Итак, в Медоне (дом № 2 на авеню Жанны д’Арк) было не так плохо. Одна беда – надо было платить за квартиру и за все прочее, так что медонские письма к Саломее Андрониковой полны просьб выплатить «иждивение» досрочно (С. Андроникова, Е. Извольская и другие регулярно собирали деньги для Цветаевой, она называла это «иждивением»), к прочим – похлопотать о пособии, о благотворительной помощи, о продаже билетов на вечера поэзии (регулярно зарплату С. Эфрону НКВД стал платить лишь в начале 30-х годов, а он учился на кинооператора, занимался любительским театром и политикой, лечился…). Цветаева сама предупреждала в начале писем, что будет «попрошайничать», и действительно, редкое письмо Цветаевой не содержит горделиво-униженной просьбы о деньгах, об услугах, об одолжениях, о подарках. З. Шаховская сказала однажды, что «письма и дневники писателей старшего поколения эмиграции читаются как жалобная книга». Но конечно, ни в чьих письмах жалобы на бедность и на необходимость обходиться без прислуги не достигают такого трагизма, как в обширном эпистолярном наследстве Цветаевой. Вот весеннее медонское письмо 1928 года, адресованное Л.О. Пастернаку (отцу поэта):

«Пишу Вам после 16-часового рабочего дня, уставшая не от работы, а от заботы: целый день кручусь, топчусь, верчусь, от газа к умывальнику, от умывальника к бельевому шкафу, от шкафа к ведру с углями, от углей к газу, – если бы таксометр! В голове достукивают последние заботы: выставить бутылку – сварить Муру на утро кашу – заперт ли газ? Так – каждый день, вот уже – сколько? – да уж шесть лет, с приезда за границу…»

Марина Ивановна жалуется в письмах на неряшливость всех членов семейства, но воспоминания ее лучших подруг (собранных цветаеведом В. Лосской в отдельной книге) не щадят и хозяйку дома. «В доме у них грязь была ужасная, вонь и повсюду окурки.

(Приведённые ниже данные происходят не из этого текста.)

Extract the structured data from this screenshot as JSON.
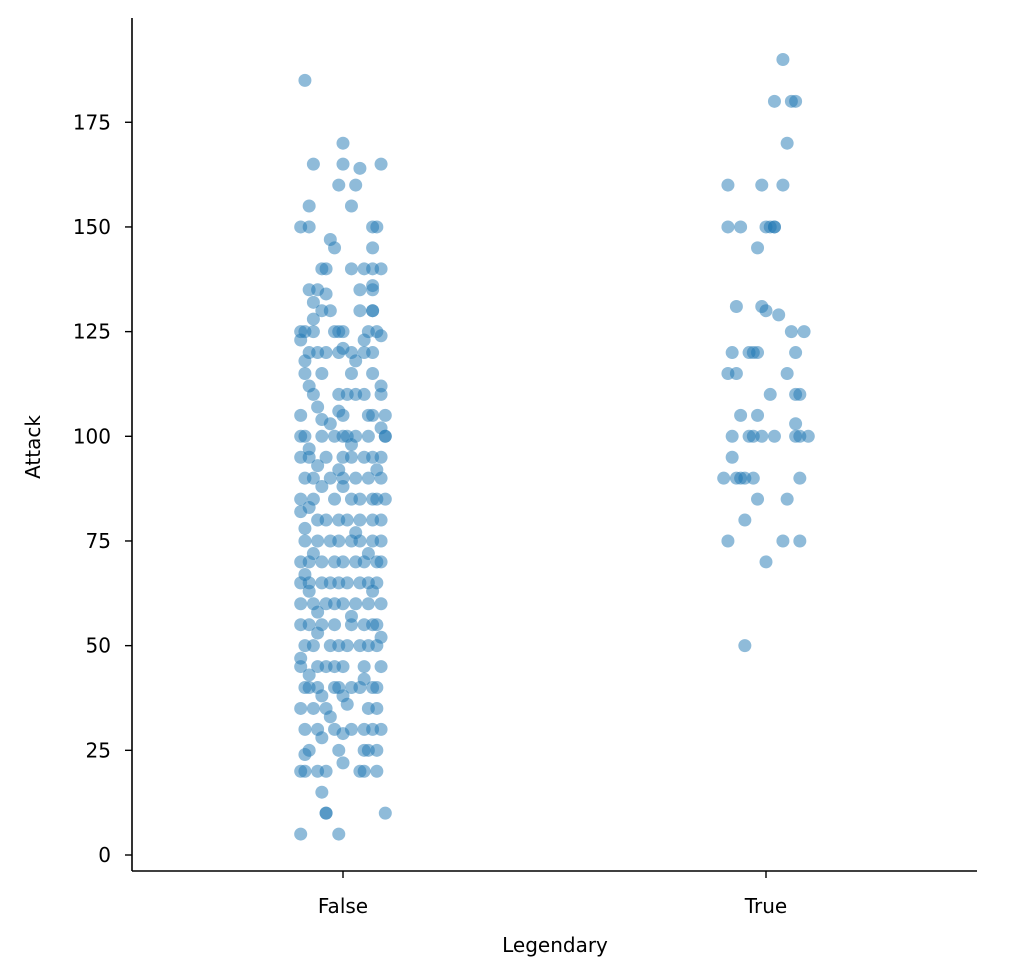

Среди комнаты стоял громадный мусорный ящик», – вспоминает Саломея Андроникова. Об этой помойке посреди комнаты, о неряшливости и немытости своей гениальной подруги (и одно время – соперницы в любви) вспоминает и М.С. Булгакова-Степуржинская. А между тем Цветаевой хотелось освобождения для литературных трудов, она была не старая еще женщина, и у нее была постоянная, неутомимая потребность в дружбе и «настоящей» любви. Вот письмо 1928 года А. Тесковой из Понтийака, с океанского берега, о восемнадцатилетнем друге Цветаевой – поэте Николае Гронском:

«…Чудесный собеседник и ходок… В Медоне мы с ним часто видимся, но – отрывочно, на людях, считаясь с местами и сроками. Здесь бы он увидел меня – одну, единственную меня… Будь я другой – я бы звала его, «либо – либо», и он бы приехал, бросив семью, которая в данный час только им и держится (не денежно, хуже), и был бы у меня сентябрь – только не мой, ибо у той, которая может рвать душу 18-летнего на части, не может быть моего сентября. Был бы чужой сентябрь…

Я знаю, что таких любят, о таких поют, за таких умирают. (Я всю жизнь – с старыми и малыми – поступаю как мать.